Of all Waters' numbers, LSU fans were most appreciative of the steals.

One year after the Tigers gave up 83.0 points a game to rank 335th out of 351 Division I teams en route to a 10-21 record, LSU started the game with five consecutive defensive stops to set the tone for the evening.

Guard Brandon Sampson came up with a steal just 68 seconds into the game, Waters had the first of his three first-half steals 39 seconds later and forward Jeremy Combs added a blocked shot as LSU jumped out to a 9-0 advantage.

“We knew we had to practice hard and prepare for our first game, so we pretty much knew we had to get out (fast) and do it,” Waters said. “We had to execute on everything.”

Including defense.

Last season, LSU was 2-17 when it allowed 80 points or more. Alcorn State never came close to that mark as Wade’s team, which led 51-34 at halftime, scored the first 12 points of the second half to build a 29-point cushion at 63-34 with 16:08 remaining.

Alcorn State scored just four points in the first eight minutes of the second half.

“I thought our pressure, we were able to kind of wear them down,” Wade said. “What you saw at the beginning of the second half was a little bit of a cumulative effect of our pressure in the first half — being able to wear them out and get to their legs a little bit.”

After a shaky 84-74 exhibition loss to Tulane on Oct. 31, after which Wade ripped his team’s defensive performance, LSU held Alcorn State to just 39 percent field-goal shooting — 16.7 percent on 3-pointers — and 25 points in the second half.
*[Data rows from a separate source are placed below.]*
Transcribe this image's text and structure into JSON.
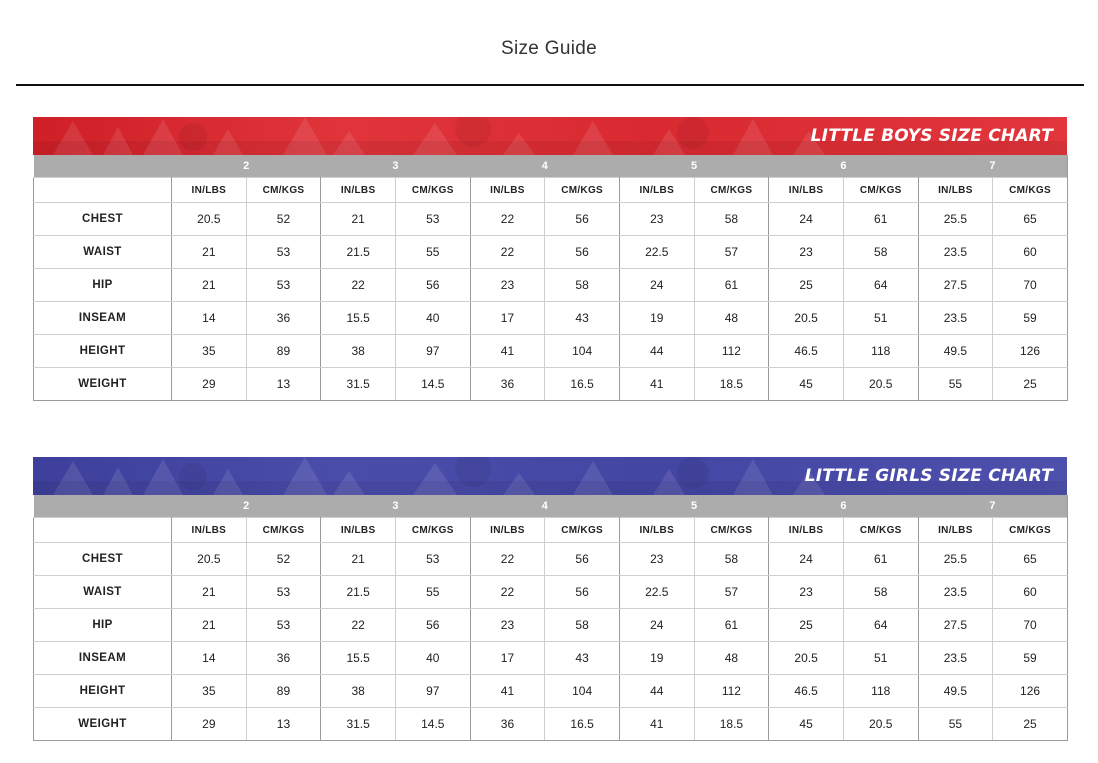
{
  "page": {
    "title": "Size Guide"
  },
  "charts": [
    {
      "title": "LITTLE BOYS SIZE CHART",
      "accent": "#d92a31",
      "sizes": [
        "2",
        "3",
        "4",
        "5",
        "6",
        "7"
      ],
      "units": [
        "IN/LBS",
        "CM/KGS"
      ],
      "rows": [
        {
          "label": "CHEST",
          "values": [
            "20.5",
            "52",
            "21",
            "53",
            "22",
            "56",
            "23",
            "58",
            "24",
            "61",
            "25.5",
            "65"
          ]
        },
        {
          "label": "WAIST",
          "values": [
            "21",
            "53",
            "21.5",
            "55",
            "22",
            "56",
            "22.5",
            "57",
            "23",
            "58",
            "23.5",
            "60"
          ]
        },
        {
          "label": "HIP",
          "values": [
            "21",
            "53",
            "22",
            "56",
            "23",
            "58",
            "24",
            "61",
            "25",
            "64",
            "27.5",
            "70"
          ]
        },
        {
          "label": "INSEAM",
          "values": [
            "14",
            "36",
            "15.5",
            "40",
            "17",
            "43",
            "19",
            "48",
            "20.5",
            "51",
            "23.5",
            "59"
          ]
        },
        {
          "label": "HEIGHT",
          "values": [
            "35",
            "89",
            "38",
            "97",
            "41",
            "104",
            "44",
            "112",
            "46.5",
            "118",
            "49.5",
            "126"
          ]
        },
        {
          "label": "WEIGHT",
          "values": [
            "29",
            "13",
            "31.5",
            "14.5",
            "36",
            "16.5",
            "41",
            "18.5",
            "45",
            "20.5",
            "55",
            "25"
          ]
        }
      ]
    },
    {
      "title": "LITTLE GIRLS SIZE CHART",
      "accent": "#4446a3",
      "sizes": [
        "2",
        "3",
        "4",
        "5",
        "6",
        "7"
      ],
      "units": [
        "IN/LBS",
        "CM/KGS"
      ],
      "rows": [
        {
          "label": "CHEST",
          "values": [
            "20.5",
            "52",
            "21",
            "53",
            "22",
            "56",
            "23",
            "58",
            "24",
            "61",
            "25.5",
            "65"
          ]
        },
        {
          "label": "WAIST",
          "values": [
            "21",
            "53",
            "21.5",
            "55",
            "22",
            "56",
            "22.5",
            "57",
            "23",
            "58",
            "23.5",
            "60"
          ]
        },
        {
          "label": "HIP",
          "values": [
            "21",
            "53",
            "22",
            "56",
            "23",
            "58",
            "24",
            "61",
            "25",
            "64",
            "27.5",
            "70"
          ]
        },
        {
          "label": "INSEAM",
          "values": [
            "14",
            "36",
            "15.5",
            "40",
            "17",
            "43",
            "19",
            "48",
            "20.5",
            "51",
            "23.5",
            "59"
          ]
        },
        {
          "label": "HEIGHT",
          "values": [
            "35",
            "89",
            "38",
            "97",
            "41",
            "104",
            "44",
            "112",
            "46.5",
            "118",
            "49.5",
            "126"
          ]
        },
        {
          "label": "WEIGHT",
          "values": [
            "29",
            "13",
            "31.5",
            "14.5",
            "36",
            "16.5",
            "41",
            "18.5",
            "45",
            "20.5",
            "55",
            "25"
          ]
        }
      ]
    }
  ]
}
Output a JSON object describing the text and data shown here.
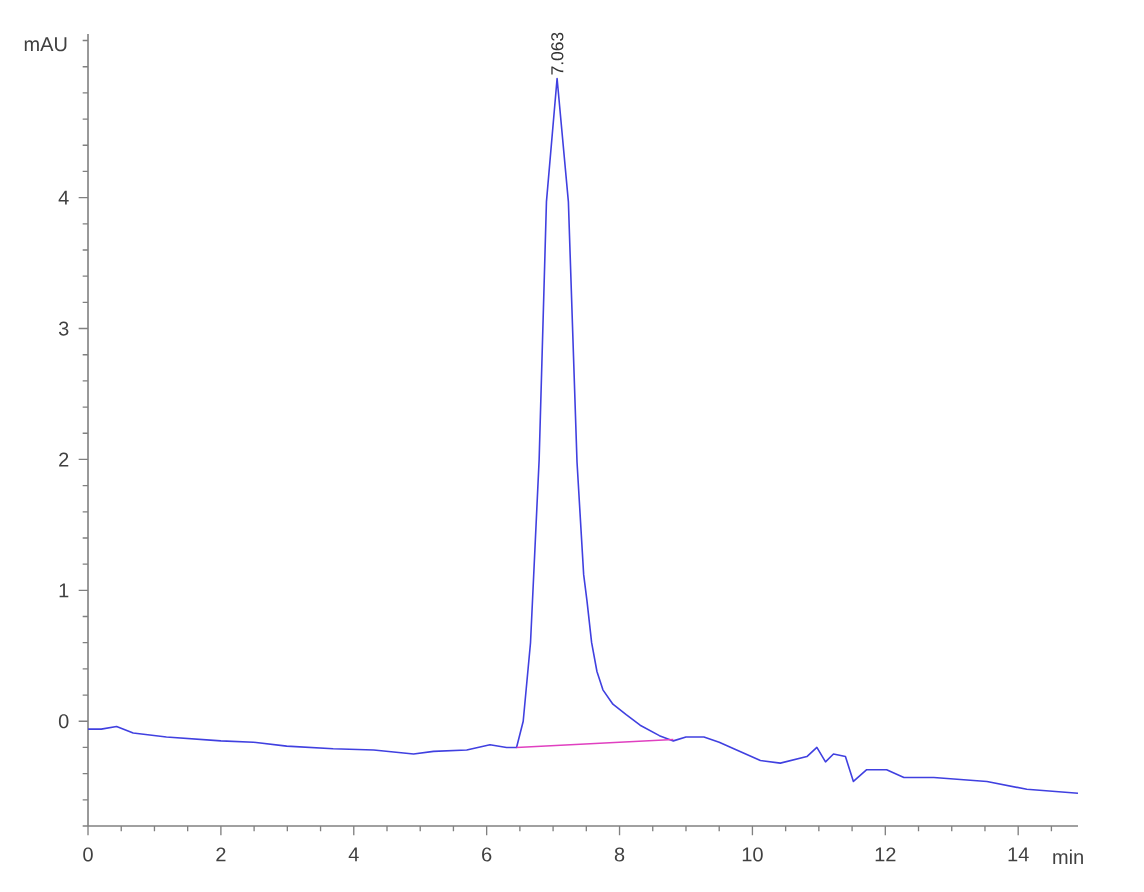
{
  "chart_data": {
    "type": "line",
    "xlabel": "min",
    "ylabel": "mAU",
    "xlim": [
      0,
      14.9
    ],
    "ylim": [
      -0.8,
      5.25
    ],
    "xticks": [
      0,
      {
        "value": 0.5,
        "label": null
      },
      {
        "value": 1,
        "label": null
      },
      {
        "value": 1.5,
        "label": null
      },
      2,
      {
        "value": 2.5,
        "label": null
      },
      {
        "value": 3,
        "label": null
      },
      {
        "value": 3.5,
        "label": null
      },
      4,
      {
        "value": 4.5,
        "label": null
      },
      {
        "value": 5,
        "label": null
      },
      {
        "value": 5.5,
        "label": null
      },
      6,
      {
        "value": 6.5,
        "label": null
      },
      {
        "value": 7,
        "label": null
      },
      {
        "value": 7.5,
        "label": null
      },
      8,
      {
        "value": 8.5,
        "label": null
      },
      {
        "value": 9,
        "label": null
      },
      {
        "value": 9.5,
        "label": null
      },
      10,
      {
        "value": 10.5,
        "label": null
      },
      {
        "value": 11,
        "label": null
      },
      {
        "value": 11.5,
        "label": null
      },
      12,
      {
        "value": 12.5,
        "label": null
      },
      {
        "value": 13,
        "label": null
      },
      {
        "value": 13.5,
        "label": null
      },
      14,
      {
        "value": 14.5,
        "label": null
      }
    ],
    "yticks": [
      {
        "value": -0.8,
        "label": null
      },
      {
        "value": -0.6,
        "label": null
      },
      {
        "value": -0.4,
        "label": null
      },
      {
        "value": -0.2,
        "label": null
      },
      0,
      {
        "value": 0.2,
        "label": null
      },
      {
        "value": 0.4,
        "label": null
      },
      {
        "value": 0.6,
        "label": null
      },
      {
        "value": 0.8,
        "label": null
      },
      1,
      {
        "value": 1.2,
        "label": null
      },
      {
        "value": 1.4,
        "label": null
      },
      {
        "value": 1.6,
        "label": null
      },
      {
        "value": 1.8,
        "label": null
      },
      2,
      {
        "value": 2.2,
        "label": null
      },
      {
        "value": 2.4,
        "label": null
      },
      {
        "value": 2.6,
        "label": null
      },
      {
        "value": 2.8,
        "label": null
      },
      3,
      {
        "value": 3.2,
        "label": null
      },
      {
        "value": 3.4,
        "label": null
      },
      {
        "value": 3.6,
        "label": null
      },
      {
        "value": 3.8,
        "label": null
      },
      4,
      {
        "value": 4.2,
        "label": null
      },
      {
        "value": 4.4,
        "label": null
      },
      {
        "value": 4.6,
        "label": null
      },
      {
        "value": 4.8,
        "label": null
      },
      {
        "value": 5,
        "label": null
      },
      {
        "value": 5.2,
        "label": null
      }
    ],
    "marker": "none",
    "line_style": "solid",
    "annotations": [
      {
        "text": "7.063",
        "x": 7.063,
        "y": 4.91
      }
    ],
    "series": [
      {
        "color": "#4040e0",
        "x": [
          0,
          0.2,
          0.43,
          0.68,
          1.18,
          2.0,
          2.49,
          2.99,
          3.69,
          4.3,
          4.9,
          5.2,
          5.7,
          6.05,
          6.3,
          6.45,
          6.55,
          6.66,
          6.79,
          6.9,
          7.06,
          7.23,
          7.36,
          7.46,
          7.51,
          7.58,
          7.66,
          7.75,
          7.9,
          8.1,
          8.31,
          8.6,
          8.81,
          9.0,
          9.27,
          9.5,
          9.72,
          10.12,
          10.42,
          10.82,
          10.97,
          11.1,
          11.22,
          11.4,
          11.52,
          11.72,
          12.02,
          12.28,
          12.73,
          13.53,
          14.13,
          14.9
        ],
        "values": [
          -0.06,
          -0.06,
          -0.04,
          -0.09,
          -0.12,
          -0.15,
          -0.16,
          -0.19,
          -0.21,
          -0.22,
          -0.25,
          -0.23,
          -0.22,
          -0.18,
          -0.2,
          -0.2,
          0.0,
          0.6,
          2.0,
          3.97,
          4.91,
          3.97,
          1.98,
          1.12,
          0.92,
          0.6,
          0.38,
          0.24,
          0.13,
          0.05,
          -0.03,
          -0.11,
          -0.15,
          -0.12,
          -0.12,
          -0.16,
          -0.21,
          -0.3,
          -0.32,
          -0.27,
          -0.2,
          -0.31,
          -0.25,
          -0.27,
          -0.46,
          -0.37,
          -0.37,
          -0.43,
          -0.43,
          -0.46,
          -0.52,
          -0.55
        ]
      },
      {
        "type": "line",
        "color": "#e040c0",
        "x": [
          6.45,
          8.81
        ],
        "values": [
          -0.2,
          -0.14
        ]
      }
    ]
  }
}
LSU forced Alcorn State into 16 turnovers, which the Tigers turned into 24 points. On the other hand, Wade’s team turned it over just seven times.

“That was great,” Wade said. “I thought our point guards, Skylar (Mays) and Tre, combined for 11 assists and two turnovers. I’ll take that every night.

“Tremont was very, very good. We get to see it most days in practice, so it’s not probably quite as surprising to us because we’re able to see him. But I thought he had a good game.”

With some solid ball movement, LSU connected on 61.0 percent of its field-goal attempts and shot a healthy 57.9 percent from beyond the 3-point arc.

“In the second half, we did a better job establishing the paint area,” Wade said. “It was 18-18 at halftime, and we wound up winning the paint battle 42-30. We dominated the paint in the second half, which was important.”

In addition to Waters, forwards Duop Reath and Wayde Sims had 11 points each, and Sampson finished with 10 points, two steals and two blocks.

Alcorn State guard A.J. Mosby had 15 points, and forward Reginal Johnson, the Southwestern Athletic Conference’s preseason player of the year, added 12.

“When a team comes out and shoots the ball the way they shot, it’s hard to get back in it,” Alcorn State coach Montez Robinson said. “We have to give those guys credit. … They made shots when they had to make shots.”